AI Start Up Is a Natural Place For Three Johnnies
April 4, 2023 | By Aayush Thapa (SF22)
The release of Open AI’s ChatGPT last fall came with a flurry of headlines about its potential for good and evil. Articles about the capacity of artificial intelligence (AI) to harness and organize knowledge or help us cheat our way through an English essay—as well as the program’s propensity for error and bias —raised many questions. Perhaps most fundamentally: How do computers understand what we’re asking them and what are their responses based on?
ChatGPT is an example of a model that learns to imitate language to the point where it can perform relatively high-level tasks. ChatGPT is the implementation of a type of neural network known as a transformer, which itself is a type of deep learning algorithm commonly used in the field of natural language processing (NLP).
Seek AI, a startup based in New York, applies natural language processing to AI-based data storage, management, and analysis.
Interestingly, Seek AI is populated with Johnnies: Joseph Lee (A22) is a software engineer, Ece Tuglu (A21) is a social media manager, and Raz Besaleli (A21) is the founding head of artificial intelligence at the company.
Following a recent $7.5 million investment round, Seek AI will channel AI innovations into concrete solutions for data-driven companies and institutions. The funding came from several private sources, including Conviction Partners and Battery Ventures; Bob Muglia, former CEO of Snowflake Computing; Mustafa Suleyman, cofounder of both DeepMind and Inflection AI; and Tristan Handy, founder and CEO of dbt Labs.
Currently, electronic data management requires special skills, including knowledge of programming languages like MySQL. Data specialists are often costly, and the process of querying databases to retrieve data sets is time consuming. “This kind of specialized know-how leads to inaccessibility and inefficiency [regarding] a company’s data,” Besaleli said.

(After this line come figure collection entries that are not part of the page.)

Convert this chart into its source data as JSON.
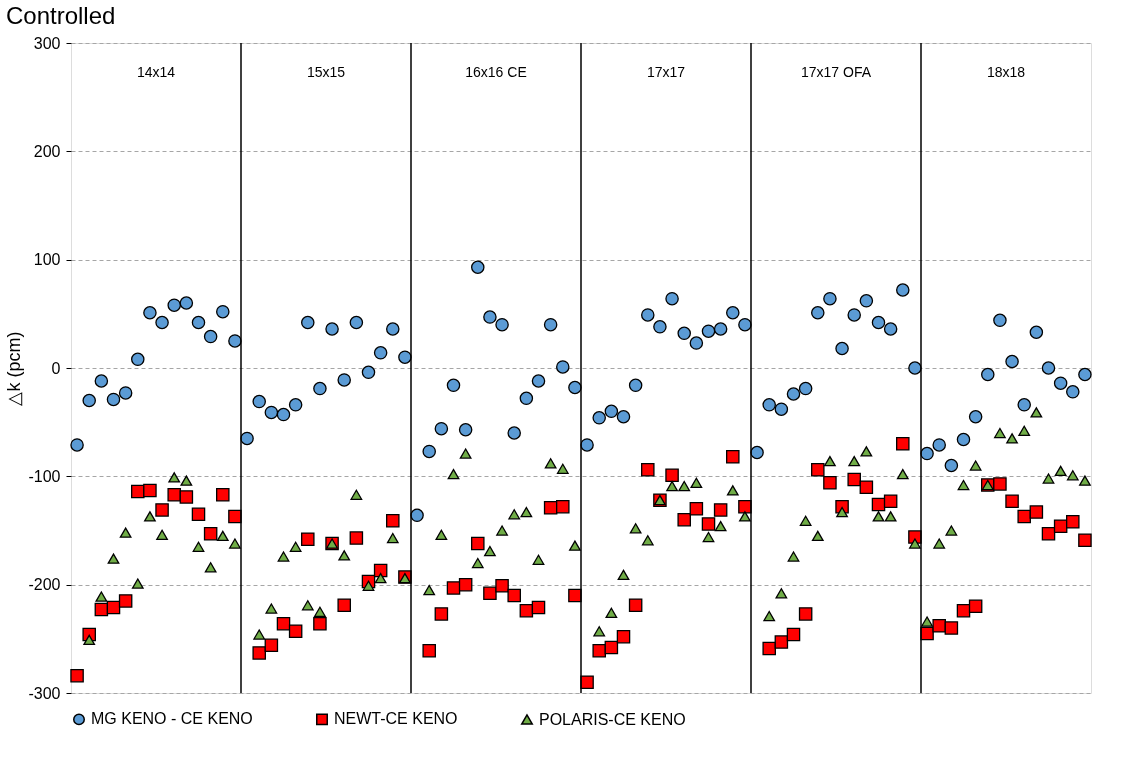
{
  "chart_data": {
    "type": "scatter",
    "title": "Controlled",
    "ylabel": "△k (pcm)",
    "categories": [
      null,
      null,
      null,
      null,
      null,
      null,
      null,
      null,
      null,
      null,
      null,
      null,
      null,
      null,
      null,
      null,
      null,
      null,
      null,
      null,
      null,
      null,
      null,
      null,
      null,
      null,
      null,
      null,
      null,
      null,
      null,
      null,
      null,
      null,
      null,
      null,
      null,
      null,
      null,
      null,
      null,
      null,
      null,
      null,
      null,
      null,
      null,
      null,
      null,
      null,
      null,
      null,
      null,
      null,
      null,
      null,
      null,
      null,
      null,
      null,
      null,
      null,
      null,
      null,
      null,
      null,
      null,
      null,
      null,
      null,
      null,
      null,
      null,
      null,
      null,
      null,
      null,
      null,
      null,
      null,
      null,
      null,
      null,
      null
    ],
    "annotations": [
      "14x14",
      "15x15",
      "16x16 CE",
      "17x17",
      "17x17 OFA",
      "18x18"
    ],
    "ylim": [
      -300,
      300
    ],
    "yticks": [
      -300,
      -200,
      -100,
      0,
      100,
      200,
      300
    ],
    "grid": "y",
    "legend": "bottom",
    "tick_labels": "y",
    "series": [
      {
        "name": "MG KENO - CE KENO",
        "color": "#5b9bd5",
        "marker": "circle",
        "values": [
          -71,
          -30,
          -12,
          -29,
          -23,
          8,
          51,
          42,
          58,
          60,
          42,
          29,
          52,
          25,
          -65,
          -31,
          -41,
          -43,
          -34,
          42,
          -19,
          36,
          -11,
          42,
          -4,
          14,
          36,
          10,
          -136,
          -77,
          -56,
          -16,
          -57,
          93,
          47,
          40,
          -60,
          -28,
          -12,
          40,
          1,
          -18,
          -71,
          -46,
          -40,
          -45,
          -16,
          49,
          38,
          64,
          32,
          23,
          34,
          36,
          51,
          40,
          -78,
          -34,
          -38,
          -24,
          -19,
          51,
          64,
          18,
          49,
          62,
          42,
          36,
          72,
          0,
          -79,
          -71,
          -90,
          -66,
          -45,
          -6,
          44,
          6,
          -34,
          33,
          0,
          -14,
          -22,
          -6
        ]
      },
      {
        "name": "NEWT-CE KENO",
        "color": "#ff0000",
        "marker": "square",
        "values": [
          -284,
          -246,
          -223,
          -221,
          -215,
          -114,
          -113,
          -131,
          -117,
          -119,
          -135,
          -153,
          -117,
          -137,
          null,
          -263,
          -256,
          -236,
          -243,
          -158,
          -236,
          -162,
          -219,
          -157,
          -197,
          -187,
          -141,
          -193,
          null,
          -261,
          -227,
          -203,
          -200,
          -162,
          -208,
          -201,
          -210,
          -224,
          -221,
          -129,
          -128,
          -210,
          -290,
          -261,
          -258,
          -248,
          -219,
          -94,
          -122,
          -99,
          -140,
          -130,
          -144,
          -131,
          -82,
          -128,
          null,
          -259,
          -253,
          -246,
          -227,
          -94,
          -106,
          -128,
          -103,
          -110,
          -126,
          -123,
          -70,
          -156,
          -245,
          -238,
          -240,
          -224,
          -220,
          -108,
          -107,
          -123,
          -137,
          -133,
          -153,
          -146,
          -142,
          -159
        ]
      },
      {
        "name": "POLARIS-CE KENO",
        "color": "#70ad47",
        "marker": "triangle",
        "values": [
          null,
          -251,
          -211,
          -176,
          -152,
          -199,
          -137,
          -154,
          -101,
          -104,
          -165,
          -184,
          -155,
          -162,
          null,
          -246,
          -222,
          -174,
          -165,
          -219,
          -225,
          -162,
          -173,
          -117,
          -201,
          -194,
          -157,
          -194,
          null,
          -205,
          -154,
          -98,
          -79,
          -180,
          -169,
          -150,
          -135,
          -133,
          -177,
          -88,
          -93,
          -164,
          null,
          -243,
          -226,
          -191,
          -148,
          -159,
          -122,
          -109,
          -109,
          -106,
          -156,
          -146,
          -113,
          -137,
          null,
          -229,
          -208,
          -174,
          -141,
          -155,
          -86,
          -133,
          -86,
          -77,
          -137,
          -137,
          -98,
          -162,
          -234,
          -162,
          -150,
          -108,
          -90,
          -108,
          -60,
          -65,
          -58,
          -41,
          -102,
          -95,
          -99,
          -104
        ]
      }
    ]
  }
}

Besaleli and Seek hope to alleviate the need for such expertise by using the same principles behind successful AI platforms like ChatGPT and DALL-E. “Just as you can ask any question of ChatGPT in plain English and get an immediate response, Besaleli said “Anyone in a company would be able to ask questions about their data naturally. The program can then quickly generate code based on these questions, search the database, and return answers in a comprehensible way.”
This means data would be easily accessible to employees in nontechnical, business-facing roles, increasing a company’s efficiency and improving its financial bottom line.
Besaleli began thinking about and working on NLP soon after graduating from St. John’s, embarking on graduate studies at Montclair State University and joining Seek AI. They came to St. John’s with a passion for linguistics, diving into ancient Greek in the freshman and sophomore language tutorials. They were surprised to find comfort in the precision of the mathematics tutorial, which covers the development of mathematics from ancient geometry to modern mathematical systems, such as Goedel’s incompleteness theorem—crucial to early computing systems.
“After freshman year, I started to make all my papers about math,” said Besaleli. But language tutorials were provocative because it was there that they realized how little we actually know about language.
“We make many assumptions. We have intuition about what people mean in saying something.” But all these assumptions jump starkly into the light when our plain language must be made clear to a computer.
Besaleli combined the comfort of mathematics with the unknowable depths of language by pursuing graduate studies in computational linguistics—a discipline in which languages are analyzed and understood from a computational perspective. At Montclair, Besaleli continues to identify questions about language. “My first project was tracking the lexical changes in modern Hebrew using transformer-based language models,” a deep-learning model that processes sequential data like natural language. “This is all relevant to the work I am doing at Seek. For example, we are still asking what the best way is to represent a simple sentence in a structured way.”
Besaleli explained that one of the biggest conceptual challenges AI developers face is figuring out how to create a probabilistic understanding of data that describes a set of rules instead of attempting to prescribe those rules using deterministic methods. “AI models cannot read our minds. They don’t have the same intuition about language. We have to train them to be able to fill in these missing contexts when we ask simple questions.”
For example, the word ‘bank’ can be a financial institution, or it can be the land along a river or lake, or it can mean to save money (or something less concrete), for a future need. How do we get a computer to understand the meaning of the entire question, rather than as individual words with discreet and unrelated definitions? Essentially, Besaleli says, it’s a philosophical problem. “How do we know what people mean when they ask a question?”